Tuesday, October 23, 2012

MÜZİK TINLAYAN BİR FELSEFEDİR



Gerçeklerin tümünü, madde ve yaşamla ilgili çeşitli belirtilerini; neden, ilke ve amaçlar bakımlarından incelemeyi hedefleyen fikir çalışmalarına felsefe denilmektedir. Organize ettiği bilim dallarından derlediği veri ve sonuçları yorumlayan düşünce sistemi olarak da ifade edilebilir.
Düşünen bir varlık olan insan; tarihin ilk çağlarında belki düşünmeden, bilgi kurmadan, doğanın güzelliklerine hayran kalmış ya da ondan korkarak heyecanlarıyla baş başa yaşamıştır. Bu endişeli durum ona bilim yapmadan önce evrenin nedenini arayarak felsefesini yapma davranışını geliştirmiştir. Zaman içinde yaşadığı ortamı kültürlendiren de, yaşadığı ortamdan kültürlenen de yine insan olmuştur.
İnsanın kişiliğini, yaratıcılığını iyi anlayabilmek ona uygulanacak müzikal yetenek testleriyle ölçülebilir. Ön koşul özelliklerine sahip olup olmadığı böyle bir değerlendirmeyle mümkün olur. Avusturyalı besteci W. A. MOZART’ın (1756-1791) yüceliği, naif yapısı, kalıtımla, fizyoloji, psikoloji ile müzisyen bir aile ve toplum soyolojisi ile açıklanabilir. Bu olağan üstü yetenekli, dahi sanatçı 35 yıllık ömrüne 600’den fazla birbirinden ünlü eser sığdırmıştır.
Müzik, insanların sözcüklerle anlatamadıkları duygu, düşünce ve heyecanlarını seslerle anlatma sanatı olarak tanımlanır. Ünlü Alman besteci Ludwig Van BEETHOVEN’ın (1770-1827) deyimiyle “Müzik tınlayan bir felsefedir”. Müziğin seslendirilmesindeki performans sanatçının (insanın) müzikalitesi ile değerlendirilir. Müzik düşünceler ve davranışlar ürünüdür. Müzik tutkudur, aşktır, sevgidir. Müzik demokrasidir. Müzik bir iletişim aracıdır. Bir kültür-sanat dilidir. Bireyler ve toplumlar için en geçerli evrensel diyalogdur.

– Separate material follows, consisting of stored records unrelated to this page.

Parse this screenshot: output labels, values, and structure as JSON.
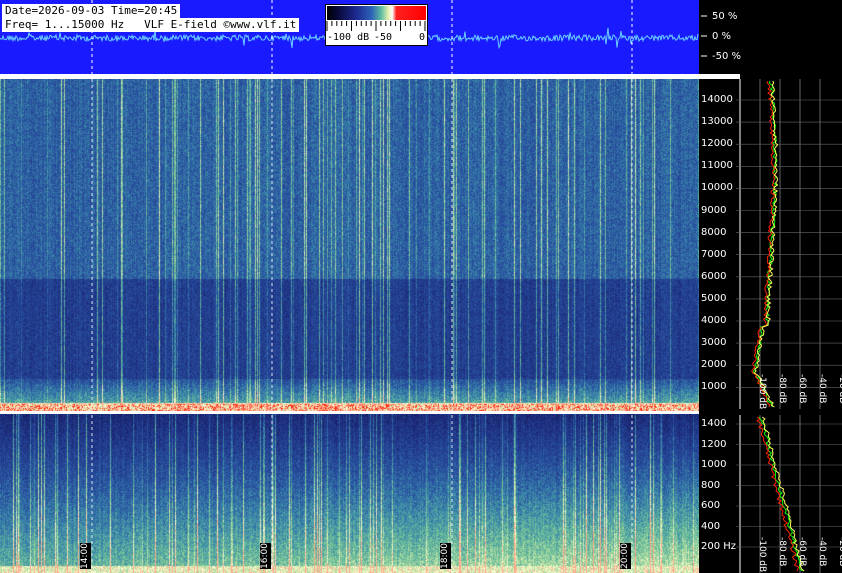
{
  "header": {
    "line1": "Date=2026-09-03 Time=20:45",
    "line2": "Freq= 1...15000 Hz   VLF E-field ©www.vlf.it"
  },
  "colorbar": {
    "labels": [
      "-100 dB",
      "-50",
      "0"
    ]
  },
  "amplitude_axis": [
    "50 %",
    "0 %",
    "-50 %"
  ],
  "upper_freq_axis": [
    "14000",
    "13000",
    "12000",
    "11000",
    "10000",
    "9000",
    "8000",
    "7000",
    "6000",
    "5000",
    "4000",
    "3000",
    "2000",
    "1000"
  ],
  "lower_freq_axis": [
    "1400",
    "1200",
    "1000",
    "800",
    "600",
    "400",
    "200 Hz"
  ],
  "time_labels": [
    "14:00",
    "16:00",
    "18:00",
    "20:00"
  ],
  "db_axis_upper": [
    "-100 dB",
    "-80 dB",
    "-60 dB",
    "-40 dB",
    "-20 dB"
  ],
  "db_axis_lower": [
    "-100 dB",
    "-80 dB",
    "-60 dB",
    "-40 dB",
    "-20 dB"
  ],
  "colors": {
    "header_bg": "#1a1aff",
    "waveform": "#6ad0ff",
    "spectrum_green": "#00ff00",
    "spectrum_red": "#ff2000"
  }
}
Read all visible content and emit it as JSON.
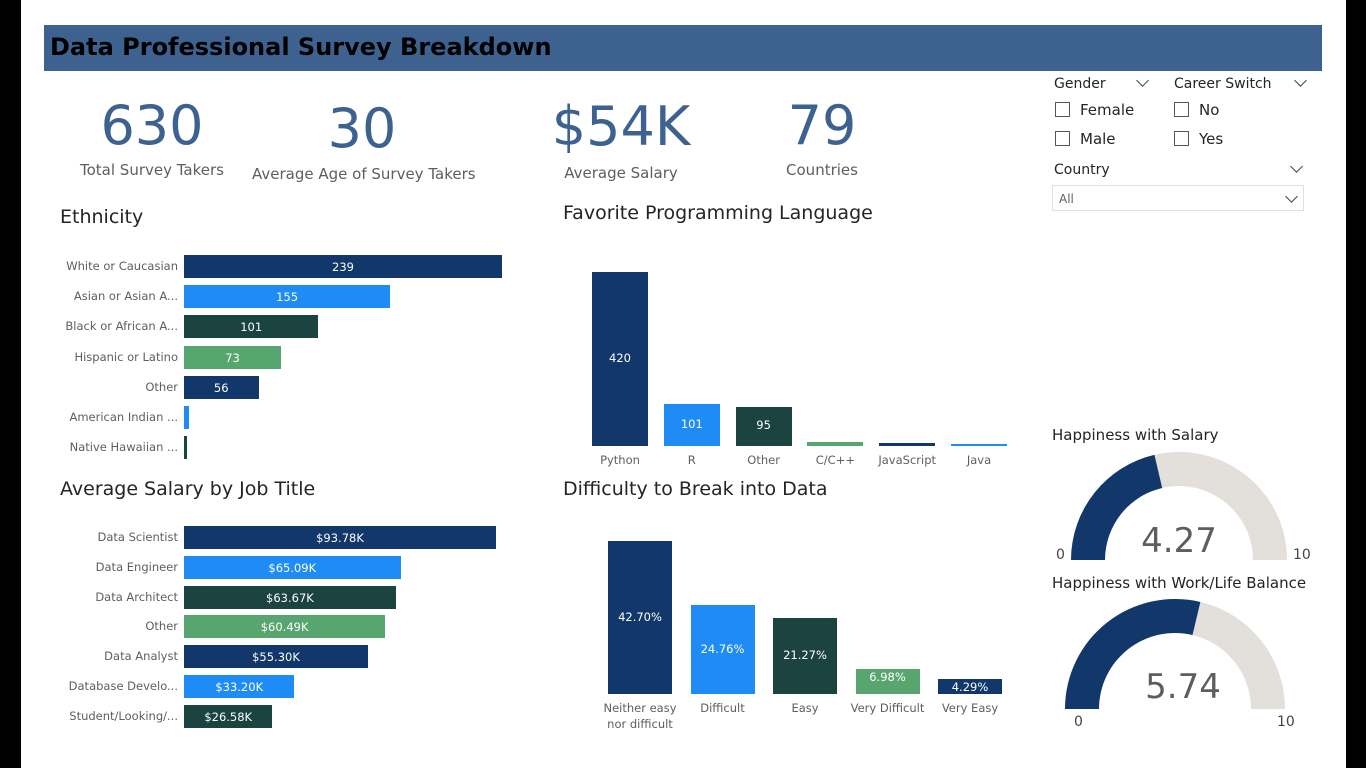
{
  "header": {
    "title": "Data Professional Survey Breakdown",
    "bg": "#3e6290"
  },
  "kpis": [
    {
      "value": "630",
      "label": "Total Survey Takers"
    },
    {
      "value": "30",
      "label": "Average Age of Survey Takers"
    },
    {
      "value": "$54K",
      "label": "Average Salary"
    },
    {
      "value": "79",
      "label": "Countries"
    }
  ],
  "slicers": {
    "gender": {
      "label": "Gender",
      "options": [
        "Female",
        "Male"
      ]
    },
    "career_switch": {
      "label": "Career Switch",
      "options": [
        "No",
        "Yes"
      ]
    },
    "country": {
      "label": "Country",
      "selected": "All"
    }
  },
  "colors": {
    "navy": "#12376b",
    "blue": "#1f8cf5",
    "darkgreen": "#1b4340",
    "green": "#57a56f",
    "gauge_bg": "#e3dfda"
  },
  "charts": {
    "ethnicity": {
      "title": "Ethnicity",
      "type": "bar",
      "xmax": 239,
      "categories": [
        "White or Caucasian",
        "Asian or Asian A...",
        "Black or African A...",
        "Hispanic or Latino",
        "Other",
        "American Indian ...",
        "Native Hawaiian ..."
      ],
      "values": [
        239,
        155,
        101,
        73,
        56,
        4,
        2
      ],
      "labels": [
        "239",
        "155",
        "101",
        "73",
        "56",
        "",
        ""
      ],
      "colors": [
        "#12376b",
        "#1f8cf5",
        "#1b4340",
        "#57a56f",
        "#12376b",
        "#1f8cf5",
        "#1b4340"
      ]
    },
    "language": {
      "title": "Favorite Programming Language",
      "type": "bar",
      "ymax": 420,
      "categories": [
        "Python",
        "R",
        "Other",
        "C/C++",
        "JavaScript",
        "Java"
      ],
      "values": [
        420,
        101,
        95,
        9,
        7,
        2
      ],
      "labels": [
        "420",
        "101",
        "95",
        "",
        "",
        ""
      ],
      "colors": [
        "#12376b",
        "#1f8cf5",
        "#1b4340",
        "#57a56f",
        "#12376b",
        "#1f8cf5"
      ]
    },
    "salary": {
      "title": "Average Salary by Job Title",
      "type": "bar",
      "xmax": 93.78,
      "categories": [
        "Data Scientist",
        "Data Engineer",
        "Data Architect",
        "Other",
        "Data Analyst",
        "Database Develo...",
        "Student/Looking/..."
      ],
      "values": [
        93.78,
        65.09,
        63.67,
        60.49,
        55.3,
        33.2,
        26.58
      ],
      "labels": [
        "$93.78K",
        "$65.09K",
        "$63.67K",
        "$60.49K",
        "$55.30K",
        "$33.20K",
        "$26.58K"
      ],
      "colors": [
        "#12376b",
        "#1f8cf5",
        "#1b4340",
        "#57a56f",
        "#12376b",
        "#1f8cf5",
        "#1b4340"
      ]
    },
    "difficulty": {
      "title": "Difficulty to Break into Data",
      "type": "bar",
      "ymax": 42.7,
      "categories": [
        "Neither easy nor difficult",
        "Difficult",
        "Easy",
        "Very Difficult",
        "Very Easy"
      ],
      "values": [
        42.7,
        24.76,
        21.27,
        6.98,
        4.29
      ],
      "labels": [
        "42.70%",
        "24.76%",
        "21.27%",
        "6.98%",
        "4.29%"
      ],
      "colors": [
        "#12376b",
        "#1f8cf5",
        "#1b4340",
        "#57a56f",
        "#12376b"
      ]
    }
  },
  "gauges": [
    {
      "title": "Happiness with Salary",
      "value": 4.27,
      "value_text": "4.27",
      "min": 0,
      "max": 10,
      "min_text": "0",
      "max_text": "10"
    },
    {
      "title": "Happiness with Work/Life Balance",
      "value": 5.74,
      "value_text": "5.74",
      "min": 0,
      "max": 10,
      "min_text": "0",
      "max_text": "10"
    }
  ]
}
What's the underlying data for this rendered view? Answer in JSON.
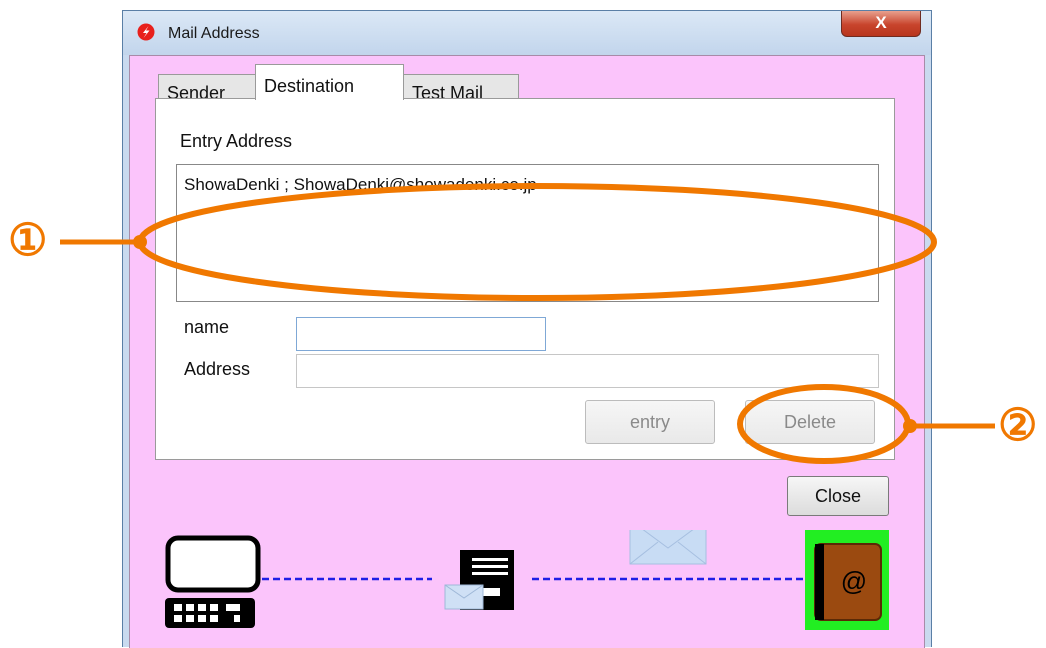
{
  "window": {
    "title": "Mail Address",
    "close_label": "X"
  },
  "tabs": [
    {
      "label": "Sender"
    },
    {
      "label": "Destination"
    },
    {
      "label": "Test Mail"
    }
  ],
  "panel": {
    "entry_label": "Entry Address",
    "entries": [
      "ShowaDenki ; ShowaDenki@showadenki.co.jp"
    ],
    "name_label": "name",
    "address_label": "Address",
    "name_value": "",
    "address_value": "",
    "entry_button": "entry",
    "delete_button": "Delete"
  },
  "close_button": "Close",
  "annotations": {
    "callout_1": "①",
    "callout_2": "②"
  },
  "status_diagram": {
    "icons": [
      "computer-icon",
      "mail-server-icon",
      "envelope-icon",
      "address-book-icon"
    ],
    "address_book_glyph": "@"
  },
  "colors": {
    "client_background": "#fbc4fb",
    "annotation": "#f07800",
    "link_line": "#1e1ee6",
    "address_book_frame": "#22ee22"
  }
}
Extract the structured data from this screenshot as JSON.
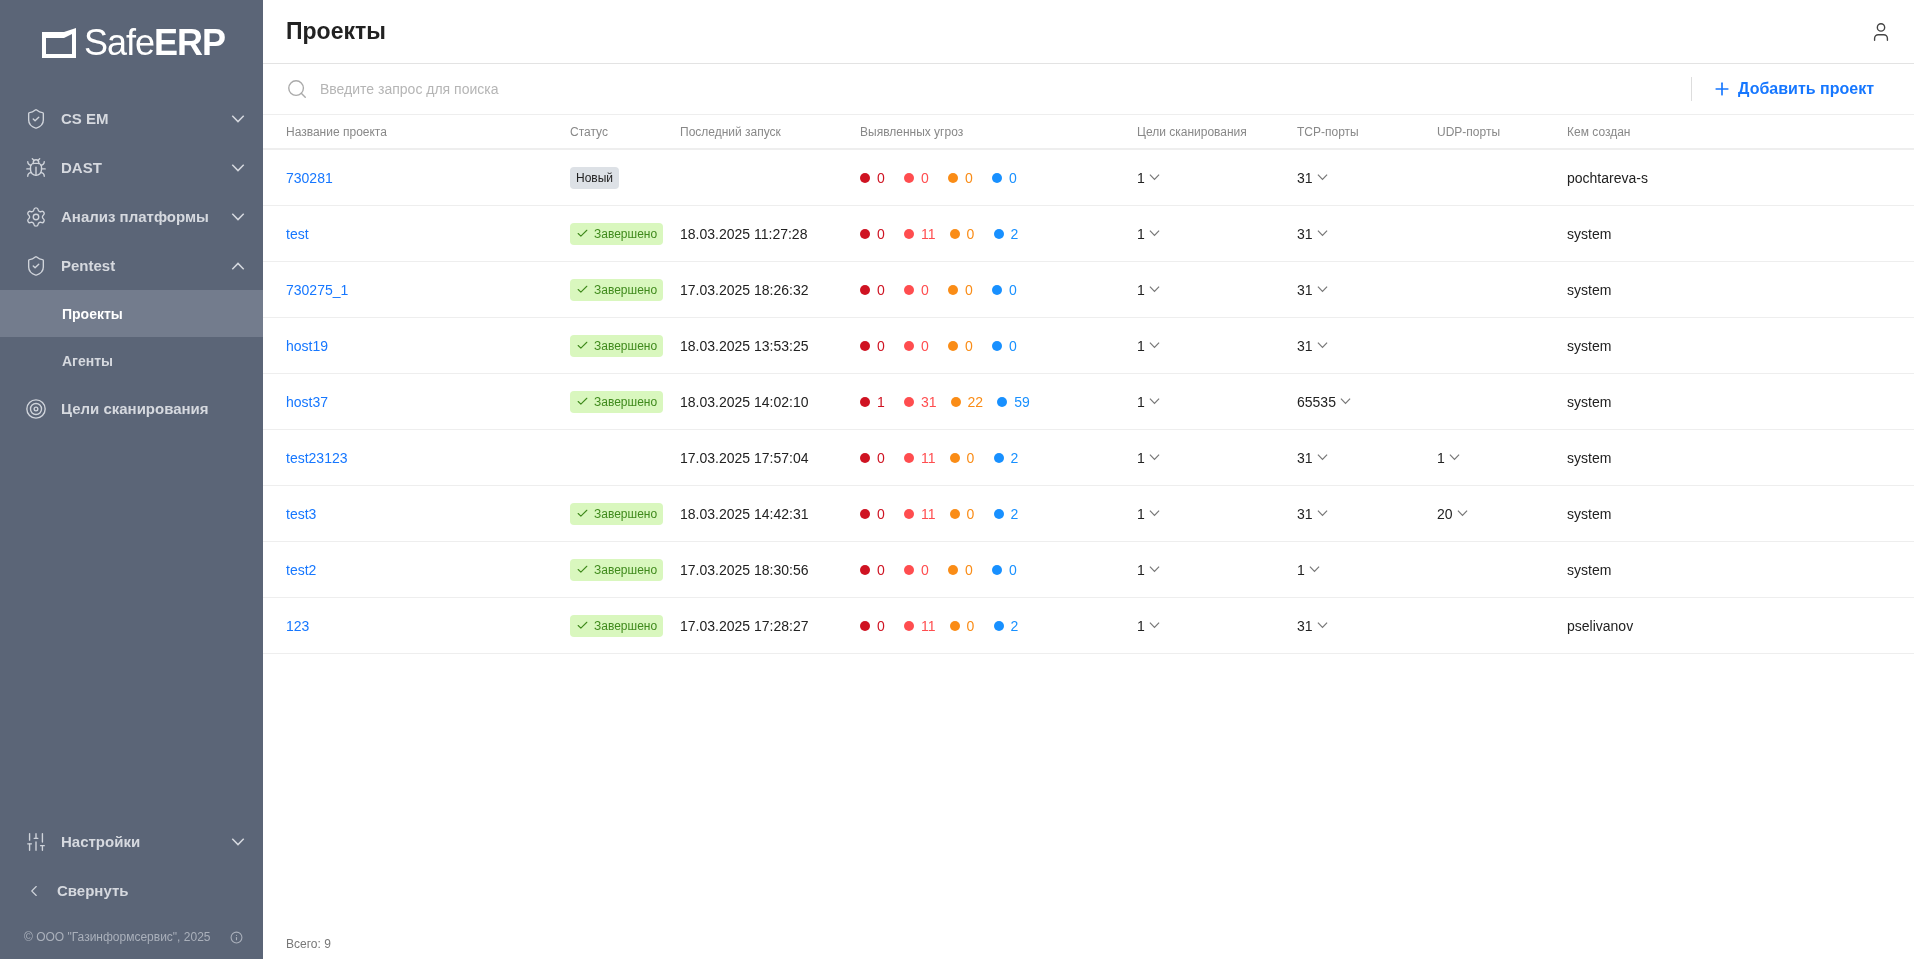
{
  "sidebar": {
    "logo": "Safe**ERP**",
    "items": [
      {
        "kind": "shield",
        "label": "CS EM",
        "expanded": false
      },
      {
        "kind": "dast",
        "label": "DAST",
        "expanded": false
      },
      {
        "kind": "gear",
        "label": "Анализ платформы",
        "expanded": false
      },
      {
        "kind": "shield",
        "label": "Pentest",
        "expanded": true,
        "children": [
          {
            "label": "Проекты",
            "selected": true
          },
          {
            "label": "Агенты",
            "selected": false
          }
        ]
      },
      {
        "kind": "target",
        "label": "Цели сканирования"
      }
    ],
    "bottom": [
      {
        "kind": "sliders",
        "label": "Настройки",
        "expanded": false
      },
      {
        "kind": "collapse",
        "label": "Свернуть"
      }
    ],
    "copyright": "© ООО \"Газинформсервис\", 2025"
  },
  "header": {
    "title": "Проекты"
  },
  "search": {
    "placeholder": "Введите запрос для поиска"
  },
  "add_button": "Добавить проект",
  "table": {
    "columns": [
      "Название проекта",
      "Статус",
      "Последний запуск",
      "Выявленных угроз",
      "Цели сканирования",
      "TCP-порты",
      "UDP-порты",
      "Кем создан"
    ],
    "rows": [
      {
        "name": "730281",
        "status": {
          "kind": "new",
          "label": "Новый"
        },
        "threats": [
          {
            "count": "0",
            "color": "#cf1322"
          },
          {
            "count": "0",
            "color": "#ff4d4f"
          },
          {
            "count": "0",
            "color": "#fa8c16"
          },
          {
            "count": "0",
            "color": "#1890ff"
          }
        ],
        "targets": "1",
        "tcp": "31",
        "author": "pochtareva-s"
      },
      {
        "name": "test",
        "status": {
          "kind": "done",
          "label": "Завершено"
        },
        "last_run": "18.03.2025 11:27:28",
        "threats": [
          {
            "count": "0",
            "color": "#cf1322"
          },
          {
            "count": "11",
            "color": "#ff4d4f"
          },
          {
            "count": "0",
            "color": "#fa8c16"
          },
          {
            "count": "2",
            "color": "#1890ff"
          }
        ],
        "targets": "1",
        "tcp": "31",
        "author": "system"
      },
      {
        "name": "730275_1",
        "status": {
          "kind": "done",
          "label": "Завершено"
        },
        "last_run": "17.03.2025 18:26:32",
        "threats": [
          {
            "count": "0",
            "color": "#cf1322"
          },
          {
            "count": "0",
            "color": "#ff4d4f"
          },
          {
            "count": "0",
            "color": "#fa8c16"
          },
          {
            "count": "0",
            "color": "#1890ff"
          }
        ],
        "targets": "1",
        "tcp": "31",
        "author": "system"
      },
      {
        "name": "host19",
        "status": {
          "kind": "done",
          "label": "Завершено"
        },
        "last_run": "18.03.2025 13:53:25",
        "threats": [
          {
            "count": "0",
            "color": "#cf1322"
          },
          {
            "count": "0",
            "color": "#ff4d4f"
          },
          {
            "count": "0",
            "color": "#fa8c16"
          },
          {
            "count": "0",
            "color": "#1890ff"
          }
        ],
        "targets": "1",
        "tcp": "31",
        "author": "system"
      },
      {
        "name": "host37",
        "status": {
          "kind": "done",
          "label": "Завершено"
        },
        "last_run": "18.03.2025 14:02:10",
        "threats": [
          {
            "count": "1",
            "color": "#cf1322"
          },
          {
            "count": "31",
            "color": "#ff4d4f"
          },
          {
            "count": "22",
            "color": "#fa8c16"
          },
          {
            "count": "59",
            "color": "#1890ff"
          }
        ],
        "targets": "1",
        "tcp": "65535",
        "author": "system"
      },
      {
        "name": "test23123",
        "last_run": "17.03.2025 17:57:04",
        "threats": [
          {
            "count": "0",
            "color": "#cf1322"
          },
          {
            "count": "11",
            "color": "#ff4d4f"
          },
          {
            "count": "0",
            "color": "#fa8c16"
          },
          {
            "count": "2",
            "color": "#1890ff"
          }
        ],
        "targets": "1",
        "tcp": "31",
        "udp": "1",
        "author": "system"
      },
      {
        "name": "test3",
        "status": {
          "kind": "done",
          "label": "Завершено"
        },
        "last_run": "18.03.2025 14:42:31",
        "threats": [
          {
            "count": "0",
            "color": "#cf1322"
          },
          {
            "count": "11",
            "color": "#ff4d4f"
          },
          {
            "count": "0",
            "color": "#fa8c16"
          },
          {
            "count": "2",
            "color": "#1890ff"
          }
        ],
        "targets": "1",
        "tcp": "31",
        "udp": "20",
        "author": "system"
      },
      {
        "name": "test2",
        "status": {
          "kind": "done",
          "label": "Завершено"
        },
        "last_run": "17.03.2025 18:30:56",
        "threats": [
          {
            "count": "0",
            "color": "#cf1322"
          },
          {
            "count": "0",
            "color": "#ff4d4f"
          },
          {
            "count": "0",
            "color": "#fa8c16"
          },
          {
            "count": "0",
            "color": "#1890ff"
          }
        ],
        "targets": "1",
        "tcp": "1",
        "author": "system"
      },
      {
        "name": "123",
        "status": {
          "kind": "done",
          "label": "Завершено"
        },
        "last_run": "17.03.2025 17:28:27",
        "threats": [
          {
            "count": "0",
            "color": "#cf1322"
          },
          {
            "count": "11",
            "color": "#ff4d4f"
          },
          {
            "count": "0",
            "color": "#fa8c16"
          },
          {
            "count": "2",
            "color": "#1890ff"
          }
        ],
        "targets": "1",
        "tcp": "31",
        "author": "pselivanov"
      }
    ]
  },
  "total": "Всего: 9"
}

Bireyleri topluma, toplumu bireylere bağlar. Seslerden oluşan tınılar insanlara moral, tedavi kaynağı olur. Yaşamın her anında (doğumdan ölüme dek) insanın en yakın dostu bir fonetik sanat olan müziktir.Doğal olarak arkadaşlık edilen müzik türü de bireyi tanımada önemli bir göstergedir. Müziği fonda duymak ve onunla eğlenmek (dans etmek, oynamak…) kadar, nitelikli müzik dinleme alışkanlığına sahip olmak, çağdaş insan modeline ulaşmada başta gelen faktörlerdendir denilebilir. Bu evrensel sanatı ülkemiz ve dünya dostluğu, barışı için kullandığımızda elde edilebilecek en son sonuç huzur ve mutluluk olacaktır. Ezginin sözleri, ritmik yapısı, melodisi ve armonisi bu yüce sanatı gizemli kılan öğeleridir.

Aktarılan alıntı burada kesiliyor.